The Beaver Valley Nitehawks coaching staff put potential Hawks through their paces this weekend at the Nitehawks annual spring camp at the Beaver Valley Arena.
About 40 young skaters took to the ice for three days of scrimmaging, practices, and a fitness seminar in hopes of impressing coaches Terry Jones, Kevin Limbert, and Jim Ingram.
“It went really well,” said Limbert, Nitehawks assistant coach. “There was a lot of local talent. We had some of our vets and our alumni come back and step up the pace and show the way for the younger players. But we had some good local talent and some good out-of-town talent, it was a great pace.”
With five vets graduating this season, the Nitehawks would like to see as many players as possible return to next year’s squad, but the outlook is still uncertain.
“It’s pretty up in the air, there’s only actually two or three that are 100 percent sure coming back, and the rest are pursuing junior A opportunities.”
Hawks players like Ross Armour and Spencer MacLean are reported to have already signed with junior A teams, while others like Hawks leading scorer Mitch Foyle continues to weigh his options.
“There’s quite a few where we could see you back, but also quite a few that we shouldn’t see back but we would definitely be okay if you did . . . but there’s no reason why he (Mitch) shouldn’t be playing junior A, he’s phenomenal.”
As for prospective Nitehawks, local players that impressed the coaching staff include Evan Gorman, Blake Sidoni, Christian Macasso, and the Ghiradosi twins to name just a few.
This weekend the Nitehawks continue their search for future Hawks as they travel to Cochrane for their Alberta camp.
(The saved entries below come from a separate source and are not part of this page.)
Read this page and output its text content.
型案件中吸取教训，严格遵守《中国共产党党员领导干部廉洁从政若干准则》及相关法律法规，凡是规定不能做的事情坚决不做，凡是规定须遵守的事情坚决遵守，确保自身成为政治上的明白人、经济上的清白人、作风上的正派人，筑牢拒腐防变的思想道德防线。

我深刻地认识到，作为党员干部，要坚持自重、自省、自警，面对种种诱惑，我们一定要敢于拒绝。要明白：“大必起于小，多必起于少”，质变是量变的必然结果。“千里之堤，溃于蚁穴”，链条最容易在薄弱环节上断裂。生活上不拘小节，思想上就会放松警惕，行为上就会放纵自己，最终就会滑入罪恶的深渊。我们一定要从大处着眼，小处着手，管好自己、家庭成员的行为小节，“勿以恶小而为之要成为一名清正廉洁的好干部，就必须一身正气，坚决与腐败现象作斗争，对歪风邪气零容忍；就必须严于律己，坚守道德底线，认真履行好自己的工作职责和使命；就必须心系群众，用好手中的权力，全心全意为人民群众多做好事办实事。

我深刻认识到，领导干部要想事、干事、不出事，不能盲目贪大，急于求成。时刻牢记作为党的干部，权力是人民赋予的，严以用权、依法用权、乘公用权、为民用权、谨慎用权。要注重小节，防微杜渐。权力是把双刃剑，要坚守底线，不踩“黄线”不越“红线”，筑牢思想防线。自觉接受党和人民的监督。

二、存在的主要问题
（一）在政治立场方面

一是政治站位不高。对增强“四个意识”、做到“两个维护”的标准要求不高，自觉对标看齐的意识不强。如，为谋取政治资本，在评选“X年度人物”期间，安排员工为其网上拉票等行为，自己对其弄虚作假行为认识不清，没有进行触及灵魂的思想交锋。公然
In recent years the Hawks have tapped the Alberta pipeline for a number of quality players, most notably goaltender Brett Clarke, the 2014 Keystone Cup MVP and Trail Smoke Eater goalie last season. In addition, Taylor Stafford, McKoy Hauk, Jace Weegar, Lyle Frank, Tyler Hartman, Devin Nemes, Michael and Allan Pruss, Jack Vergouven, and Tyler Leicht all helped the team to the KIJHL Kootenay Conference final this year.
“Obviously we’re looking to put the best product on the ice, and if it comes down to a close decision, obviously you have to go with a local kid, because it just makes sense for so many reasons and we do want to develop local talent,” said Limbert. “But it ebbs and flows, some years are stronger than others and the years when it’s a bit thin you got to go out of town and find that crop that’s going to get you where you got to go.”